[Beowulf] massive parallel processing application required

Jim Lux James.P.Lux at jpl.nasa.gov
Fri Feb 2 06:19:47 PST 2007


At 12:57 AM 2/2/2007, Geoff Jacobs wrote:
>Jim Lux wrote:
><snip>
> > (If I go with the FiOS offering though, that may prompt
> > some re-evaluation)
>Why? Only a third of the bandwidth of fast ethernet at peak speeds
>(which you aren't going to see). Hell, an rtl8139 could handle that.
>
> > Likewise, a small business with half a dozen or a dozen desktops and a
> > couple servers isn't going to see a huge benefit from faster networking,
> > because they're throttled by the server's disk speed, more than anything
> > else. (assuming they're not hosting a big website, etc.)
>More likely throttled by the operators.


The operators of the desktops, I assume.  The business offerings have 
commited information rates, etc.




> > So, you're looking at GigE making a difference in two areas:  replacing
> > cable TV (all those 20 Mbps HDTV streams) and in big companies.  But
> > even in big companies, GigE to the desktop doesn't necessarily buy you
> > much, if you're all competing for the same server resources.
>Certain areas, such as digital video content development, are much more
>accessible with high speed interconnect going commodity. However, very
>few companies have the concentrated, high volume databases which would
>really tax a network.



One comment the guy from ATT made back in the 90s was that it's 
impossible to predict what really might happen when you do have real 
ubiquitous high speed access to the desktop (which is only just now 
becoming available, in the sense that the network connection is 
faster than the disk or CPU). It's that paradigm shift thing. The 
current software model and the conceptual models of the vast majority 
of application developers (or users who want things done) tends to be 
framed by the assumption that network access is slow and/or 
expensive(hence my comment about having everything locally)

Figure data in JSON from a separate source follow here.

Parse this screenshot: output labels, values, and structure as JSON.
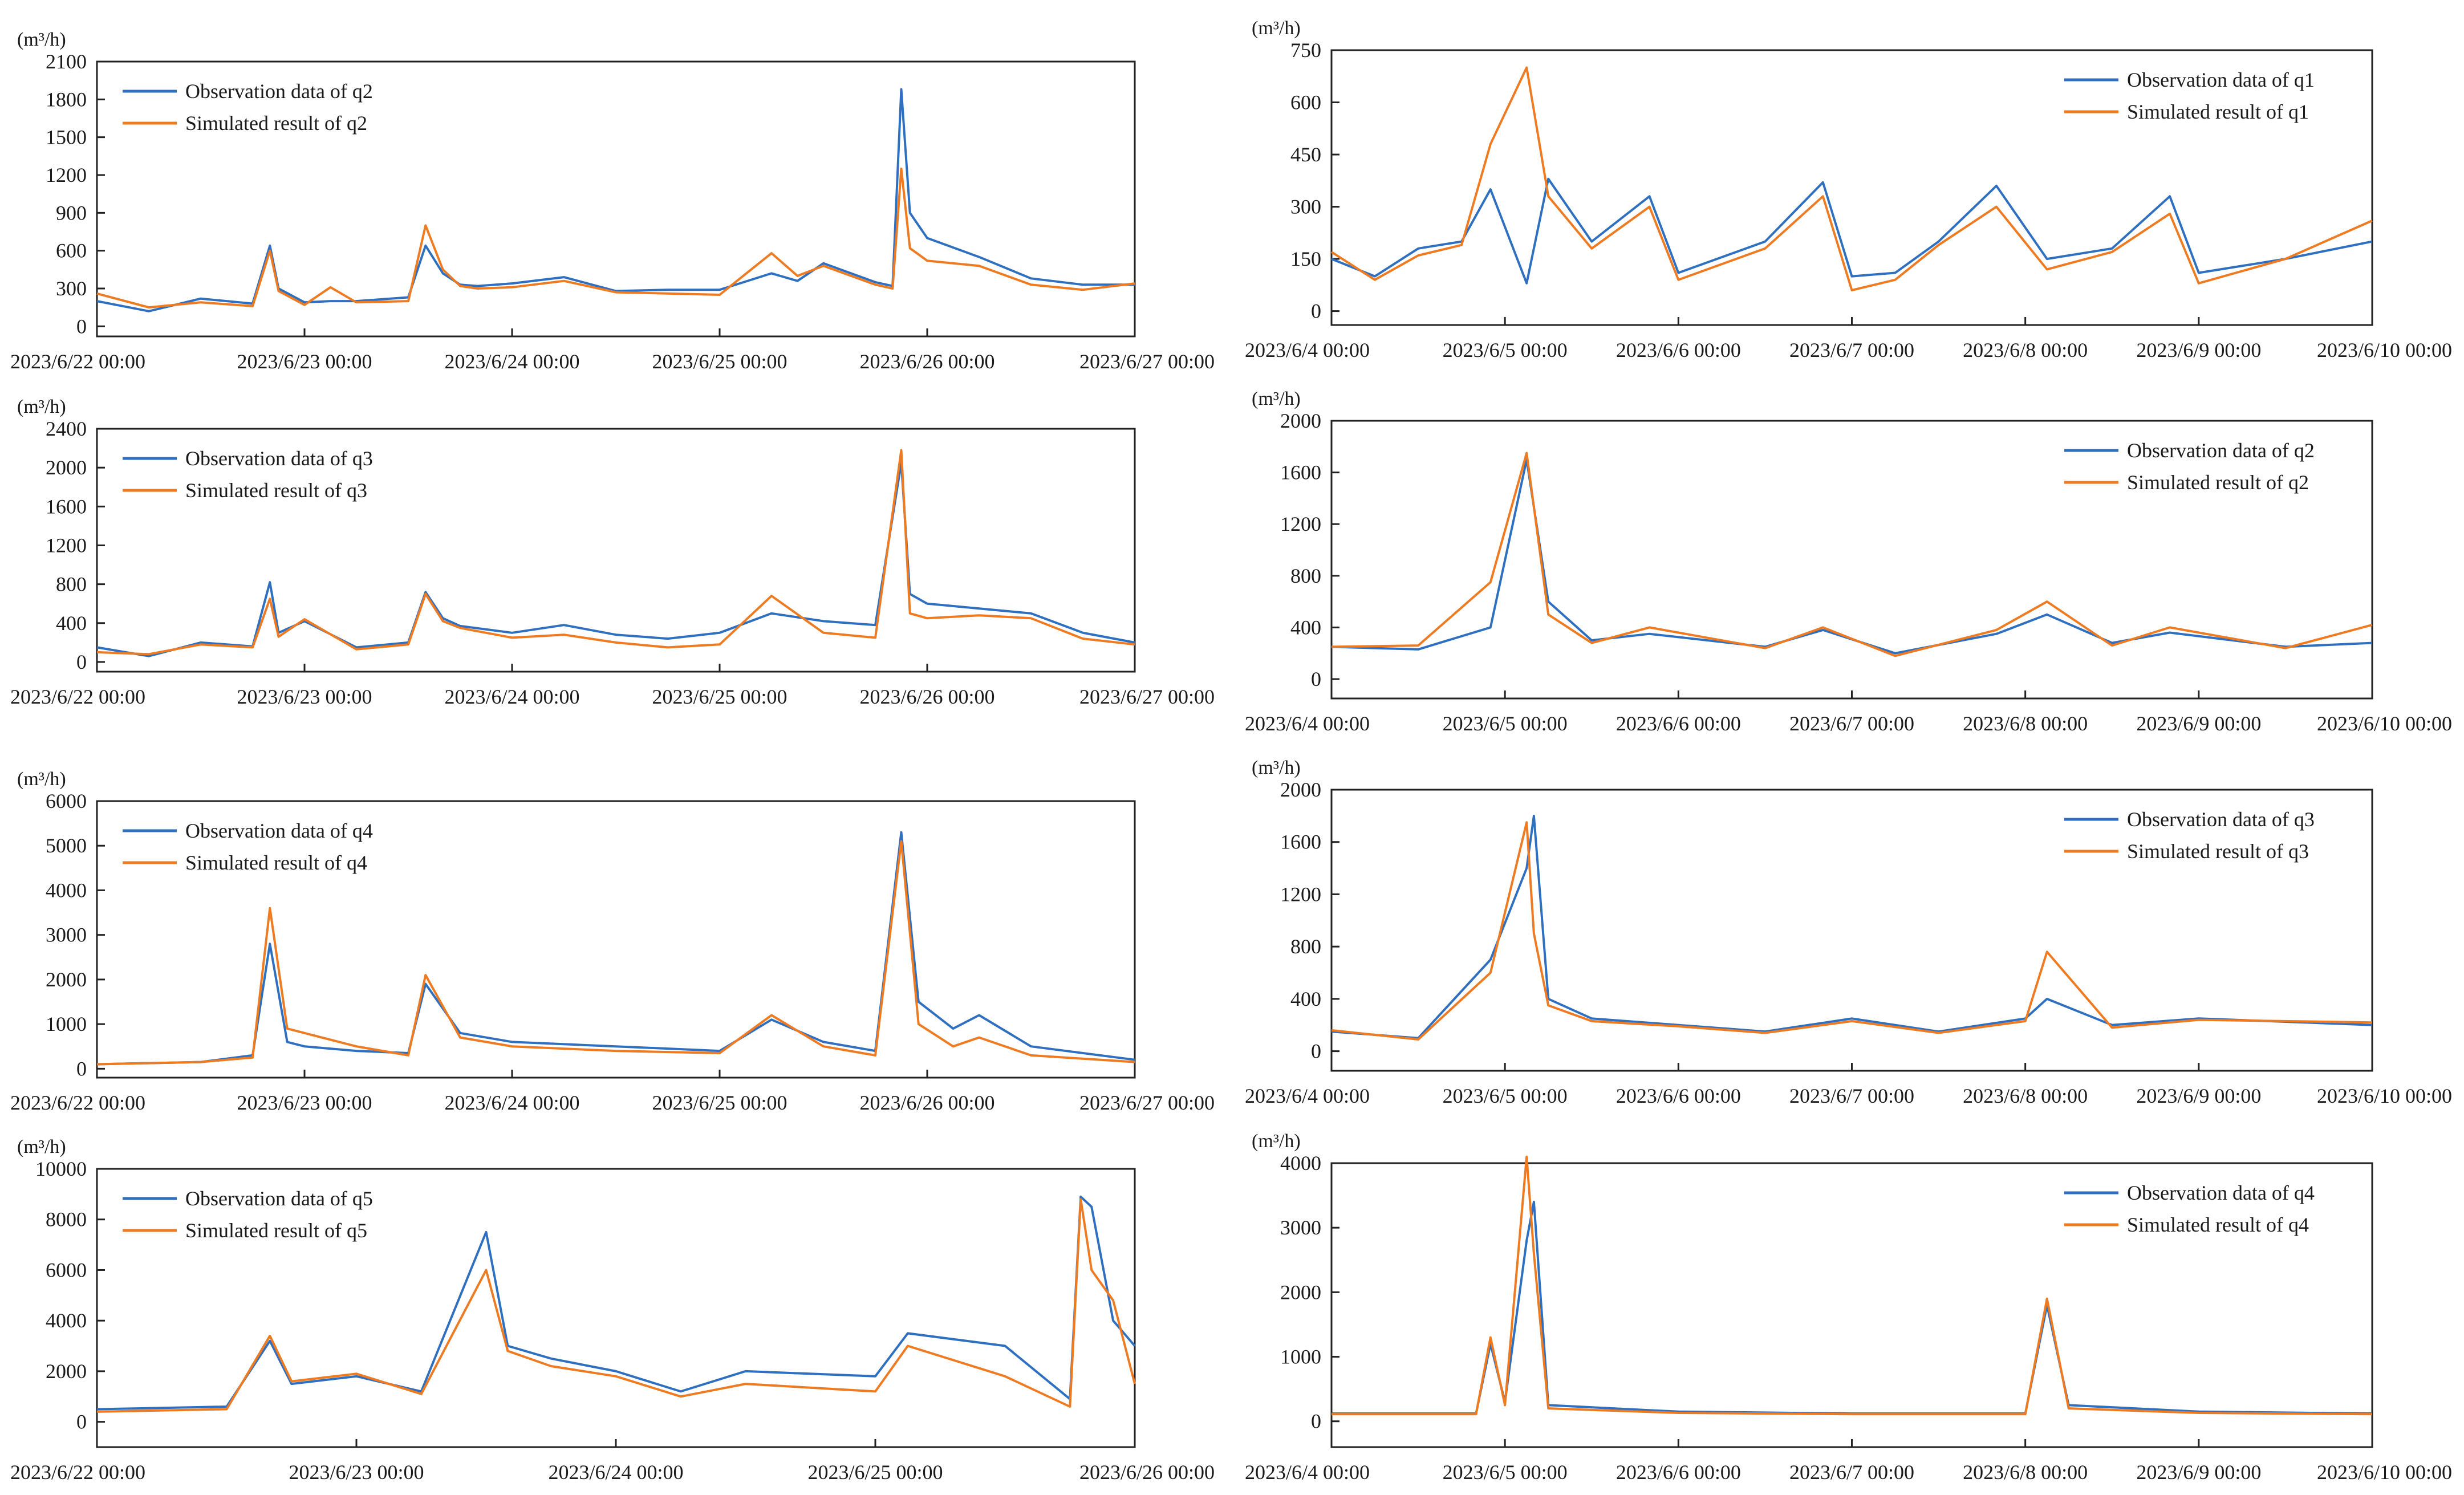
{
  "colors": {
    "observation": "#2f6fc0",
    "simulated": "#ee7b22",
    "axis": "#222222"
  },
  "chart_data": [
    {
      "id": "L1",
      "type": "line",
      "unit": "(m³/h)",
      "y_ticks": [
        0,
        300,
        600,
        900,
        1200,
        1500,
        1800,
        2100
      ],
      "ylim": [
        -80,
        2100
      ],
      "x_tick_labels": [
        "2023/6/22 00:00",
        "2023/6/23 00:00",
        "2023/6/24 00:00",
        "2023/6/25 00:00",
        "2023/6/26 00:00",
        "2023/6/27 00:00"
      ],
      "legend_position": "top-left",
      "x": [
        "2023/6/22 00:00",
        "2023/6/22 06:00",
        "2023/6/22 12:00",
        "2023/6/22 18:00",
        "2023/6/22 20:00",
        "2023/6/22 21:00",
        "2023/6/23 00:00",
        "2023/6/23 03:00",
        "2023/6/23 06:00",
        "2023/6/23 12:00",
        "2023/6/23 14:00",
        "2023/6/23 16:00",
        "2023/6/23 18:00",
        "2023/6/23 20:00",
        "2023/6/24 00:00",
        "2023/6/24 06:00",
        "2023/6/24 12:00",
        "2023/6/24 18:00",
        "2023/6/25 00:00",
        "2023/6/25 06:00",
        "2023/6/25 09:00",
        "2023/6/25 12:00",
        "2023/6/25 18:00",
        "2023/6/25 20:00",
        "2023/6/25 21:00",
        "2023/6/25 22:00",
        "2023/6/26 00:00",
        "2023/6/26 06:00",
        "2023/6/26 12:00",
        "2023/6/26 18:00",
        "2023/6/27 00:00"
      ],
      "series": [
        {
          "name": "Observation data of q2",
          "values": [
            200,
            120,
            220,
            180,
            640,
            300,
            190,
            200,
            200,
            230,
            640,
            420,
            330,
            320,
            340,
            390,
            280,
            290,
            290,
            420,
            360,
            500,
            350,
            320,
            1880,
            900,
            700,
            550,
            380,
            330,
            330
          ]
        },
        {
          "name": "Simulated result of q2",
          "values": [
            260,
            150,
            190,
            160,
            600,
            280,
            170,
            310,
            190,
            200,
            800,
            450,
            320,
            300,
            310,
            360,
            270,
            260,
            250,
            580,
            400,
            480,
            330,
            300,
            1250,
            620,
            520,
            480,
            330,
            290,
            340
          ]
        }
      ]
    },
    {
      "id": "L2",
      "type": "line",
      "unit": "(m³/h)",
      "y_ticks": [
        0,
        400,
        800,
        1200,
        1600,
        2000,
        2400
      ],
      "ylim": [
        -100,
        2400
      ],
      "x_tick_labels": [
        "2023/6/22 00:00",
        "2023/6/23 00:00",
        "2023/6/24 00:00",
        "2023/6/25 00:00",
        "2023/6/26 00:00",
        "2023/6/27 00:00"
      ],
      "legend_position": "top-left",
      "x": [
        "2023/6/22 00:00",
        "2023/6/22 06:00",
        "2023/6/22 12:00",
        "2023/6/22 18:00",
        "2023/6/22 20:00",
        "2023/6/22 21:00",
        "2023/6/23 00:00",
        "2023/6/23 06:00",
        "2023/6/23 12:00",
        "2023/6/23 14:00",
        "2023/6/23 16:00",
        "2023/6/23 18:00",
        "2023/6/24 00:00",
        "2023/6/24 06:00",
        "2023/6/24 12:00",
        "2023/6/24 18:00",
        "2023/6/25 00:00",
        "2023/6/25 06:00",
        "2023/6/25 12:00",
        "2023/6/25 18:00",
        "2023/6/25 21:00",
        "2023/6/25 22:00",
        "2023/6/26 00:00",
        "2023/6/26 06:00",
        "2023/6/26 12:00",
        "2023/6/26 18:00",
        "2023/6/27 00:00"
      ],
      "series": [
        {
          "name": "Observation data of q3",
          "values": [
            150,
            60,
            200,
            160,
            820,
            300,
            420,
            150,
            200,
            720,
            450,
            370,
            300,
            380,
            280,
            240,
            300,
            500,
            420,
            380,
            2050,
            700,
            600,
            550,
            500,
            300,
            200
          ]
        },
        {
          "name": "Simulated result of q3",
          "values": [
            100,
            80,
            180,
            150,
            650,
            260,
            440,
            130,
            180,
            700,
            420,
            350,
            250,
            280,
            200,
            150,
            180,
            680,
            300,
            250,
            2180,
            500,
            450,
            480,
            450,
            240,
            180
          ]
        }
      ]
    },
    {
      "id": "L3",
      "type": "line",
      "unit": "(m³/h)",
      "y_ticks": [
        0,
        1000,
        2000,
        3000,
        4000,
        5000,
        6000
      ],
      "ylim": [
        -200,
        6000
      ],
      "x_tick_labels": [
        "2023/6/22 00:00",
        "2023/6/23 00:00",
        "2023/6/24 00:00",
        "2023/6/25 00:00",
        "2023/6/26 00:00",
        "2023/6/27 00:00"
      ],
      "legend_position": "top-left",
      "x": [
        "2023/6/22 00:00",
        "2023/6/22 12:00",
        "2023/6/22 18:00",
        "2023/6/22 20:00",
        "2023/6/22 22:00",
        "2023/6/23 00:00",
        "2023/6/23 06:00",
        "2023/6/23 12:00",
        "2023/6/23 14:00",
        "2023/6/23 18:00",
        "2023/6/24 00:00",
        "2023/6/24 12:00",
        "2023/6/25 00:00",
        "2023/6/25 06:00",
        "2023/6/25 12:00",
        "2023/6/25 18:00",
        "2023/6/25 21:00",
        "2023/6/25 23:00",
        "2023/6/26 03:00",
        "2023/6/26 06:00",
        "2023/6/26 12:00",
        "2023/6/27 00:00"
      ],
      "series": [
        {
          "name": "Observation data of q4",
          "values": [
            100,
            150,
            300,
            2800,
            600,
            500,
            400,
            350,
            1900,
            800,
            600,
            500,
            400,
            1100,
            600,
            400,
            5300,
            1500,
            900,
            1200,
            500,
            200
          ]
        },
        {
          "name": "Simulated result  of q4",
          "values": [
            100,
            150,
            250,
            3600,
            900,
            800,
            500,
            300,
            2100,
            700,
            500,
            400,
            350,
            1200,
            500,
            300,
            5100,
            1000,
            500,
            700,
            300,
            150
          ]
        }
      ]
    },
    {
      "id": "L4",
      "type": "line",
      "unit": "(m³/h)",
      "y_ticks": [
        0,
        2000,
        4000,
        6000,
        8000,
        10000
      ],
      "ylim": [
        -1000,
        10000
      ],
      "x_tick_labels": [
        "2023/6/22 00:00",
        "2023/6/23 00:00",
        "2023/6/24 00:00",
        "2023/6/25 00:00",
        "2023/6/26 00:00"
      ],
      "legend_position": "top-left",
      "x": [
        "2023/6/22 00:00",
        "2023/6/22 12:00",
        "2023/6/22 16:00",
        "2023/6/22 18:00",
        "2023/6/23 00:00",
        "2023/6/23 06:00",
        "2023/6/23 12:00",
        "2023/6/23 14:00",
        "2023/6/23 18:00",
        "2023/6/24 00:00",
        "2023/6/24 06:00",
        "2023/6/24 12:00",
        "2023/6/25 00:00",
        "2023/6/25 03:00",
        "2023/6/25 12:00",
        "2023/6/25 18:00",
        "2023/6/25 19:00",
        "2023/6/25 20:00",
        "2023/6/25 22:00",
        "2023/6/26 00:00"
      ],
      "series": [
        {
          "name": "Observation data of q5",
          "values": [
            500,
            600,
            3200,
            1500,
            1800,
            1200,
            7500,
            3000,
            2500,
            2000,
            1200,
            2000,
            1800,
            3500,
            3000,
            900,
            8900,
            8500,
            4000,
            3000
          ]
        },
        {
          "name": "Simulated result of q5",
          "values": [
            400,
            500,
            3400,
            1600,
            1900,
            1100,
            6000,
            2800,
            2200,
            1800,
            1000,
            1500,
            1200,
            3000,
            1800,
            600,
            8800,
            6000,
            4800,
            1500
          ]
        }
      ]
    },
    {
      "id": "R1",
      "type": "line",
      "unit": "(m³/h)",
      "y_ticks": [
        0,
        150,
        300,
        450,
        600,
        750
      ],
      "ylim": [
        -40,
        750
      ],
      "x_tick_labels": [
        "2023/6/4 00:00",
        "2023/6/5 00:00",
        "2023/6/6 00:00",
        "2023/6/7 00:00",
        "2023/6/8 00:00",
        "2023/6/9 00:00",
        "2023/6/10 00:00"
      ],
      "legend_position": "top-right",
      "x": [
        "2023/6/4 00:00",
        "2023/6/4 06:00",
        "2023/6/4 12:00",
        "2023/6/4 18:00",
        "2023/6/4 22:00",
        "2023/6/5 03:00",
        "2023/6/5 06:00",
        "2023/6/5 12:00",
        "2023/6/5 20:00",
        "2023/6/6 00:00",
        "2023/6/6 12:00",
        "2023/6/6 20:00",
        "2023/6/7 00:00",
        "2023/6/7 06:00",
        "2023/6/7 12:00",
        "2023/6/7 20:00",
        "2023/6/8 03:00",
        "2023/6/8 12:00",
        "2023/6/8 20:00",
        "2023/6/9 00:00",
        "2023/6/9 12:00",
        "2023/6/10 00:00"
      ],
      "series": [
        {
          "name": "Observation data of q1",
          "values": [
            150,
            100,
            180,
            200,
            350,
            80,
            380,
            200,
            330,
            110,
            200,
            370,
            100,
            110,
            200,
            360,
            150,
            180,
            330,
            110,
            150,
            200
          ]
        },
        {
          "name": "Simulated result of q1",
          "values": [
            170,
            90,
            160,
            190,
            480,
            700,
            330,
            180,
            300,
            90,
            180,
            330,
            60,
            90,
            190,
            300,
            120,
            170,
            280,
            80,
            150,
            260
          ]
        }
      ]
    },
    {
      "id": "R2",
      "type": "line",
      "unit": "(m³/h)",
      "y_ticks": [
        0,
        400,
        800,
        1200,
        1600,
        2000
      ],
      "ylim": [
        -150,
        2000
      ],
      "x_tick_labels": [
        "2023/6/4 00:00",
        "2023/6/5 00:00",
        "2023/6/6 00:00",
        "2023/6/7 00:00",
        "2023/6/8 00:00",
        "2023/6/9 00:00",
        "2023/6/10 00:00"
      ],
      "legend_position": "top-right",
      "x": [
        "2023/6/4 00:00",
        "2023/6/4 12:00",
        "2023/6/4 22:00",
        "2023/6/5 03:00",
        "2023/6/5 06:00",
        "2023/6/5 12:00",
        "2023/6/5 20:00",
        "2023/6/6 12:00",
        "2023/6/6 20:00",
        "2023/6/7 06:00",
        "2023/6/7 20:00",
        "2023/6/8 03:00",
        "2023/6/8 12:00",
        "2023/6/8 20:00",
        "2023/6/9 12:00",
        "2023/6/10 00:00"
      ],
      "series": [
        {
          "name": "Observation data of q2",
          "values": [
            250,
            230,
            400,
            1700,
            600,
            300,
            350,
            250,
            380,
            200,
            350,
            500,
            280,
            360,
            250,
            280
          ]
        },
        {
          "name": "Simulated result of q2",
          "values": [
            250,
            260,
            750,
            1750,
            500,
            280,
            400,
            240,
            400,
            180,
            380,
            600,
            260,
            400,
            240,
            420
          ]
        }
      ]
    },
    {
      "id": "R3",
      "type": "line",
      "unit": "(m³/h)",
      "y_ticks": [
        0,
        400,
        800,
        1200,
        1600,
        2000
      ],
      "ylim": [
        -150,
        2000
      ],
      "x_tick_labels": [
        "2023/6/4 00:00",
        "2023/6/5 00:00",
        "2023/6/6 00:00",
        "2023/6/7 00:00",
        "2023/6/8 00:00",
        "2023/6/9 00:00",
        "2023/6/10 00:00"
      ],
      "legend_position": "top-right",
      "x": [
        "2023/6/4 00:00",
        "2023/6/4 12:00",
        "2023/6/4 22:00",
        "2023/6/5 03:00",
        "2023/6/5 04:00",
        "2023/6/5 06:00",
        "2023/6/5 12:00",
        "2023/6/6 00:00",
        "2023/6/6 12:00",
        "2023/6/7 00:00",
        "2023/6/7 12:00",
        "2023/6/8 00:00",
        "2023/6/8 03:00",
        "2023/6/8 12:00",
        "2023/6/9 00:00",
        "2023/6/10 00:00"
      ],
      "series": [
        {
          "name": "Observation data of q3",
          "values": [
            150,
            100,
            700,
            1400,
            1800,
            400,
            250,
            200,
            150,
            250,
            150,
            250,
            400,
            200,
            250,
            200
          ]
        },
        {
          "name": "Simulated result  of q3",
          "values": [
            160,
            90,
            600,
            1750,
            900,
            350,
            230,
            190,
            140,
            230,
            140,
            230,
            760,
            180,
            240,
            220
          ]
        }
      ]
    },
    {
      "id": "R4",
      "type": "line",
      "unit": "(m³/h)",
      "y_ticks": [
        0,
        1000,
        2000,
        3000,
        4000
      ],
      "ylim": [
        -400,
        4000
      ],
      "x_tick_labels": [
        "2023/6/4 00:00",
        "2023/6/5 00:00",
        "2023/6/6 00:00",
        "2023/6/7 00:00",
        "2023/6/8 00:00",
        "2023/6/9 00:00",
        "2023/6/10 00:00"
      ],
      "legend_position": "top-right",
      "x": [
        "2023/6/4 00:00",
        "2023/6/4 20:00",
        "2023/6/4 22:00",
        "2023/6/5 00:00",
        "2023/6/5 03:00",
        "2023/6/5 04:00",
        "2023/6/5 06:00",
        "2023/6/6 00:00",
        "2023/6/7 00:00",
        "2023/6/8 00:00",
        "2023/6/8 03:00",
        "2023/6/8 06:00",
        "2023/6/9 00:00",
        "2023/6/10 00:00"
      ],
      "series": [
        {
          "name": "Observation data of q4",
          "values": [
            120,
            120,
            1200,
            300,
            2800,
            3400,
            250,
            150,
            120,
            120,
            1800,
            250,
            150,
            120
          ]
        },
        {
          "name": "Simulated result of q4",
          "values": [
            110,
            110,
            1300,
            250,
            4100,
            2600,
            200,
            130,
            110,
            110,
            1900,
            200,
            130,
            110
          ]
        }
      ]
    }
  ]
}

If you have a very fat, low latency, cheap pipe, all of a sudden, 
there are classes of applications (some of which we, by definition, 
cannot anticipate) that might become possible.  For instance, the 
vision of "per use pricing" for office tools with very thin clients 
becomes possible.  With a fat pipe, you could go back to the 60s 
timesharing model, with the desktop being just a display and a keyboard.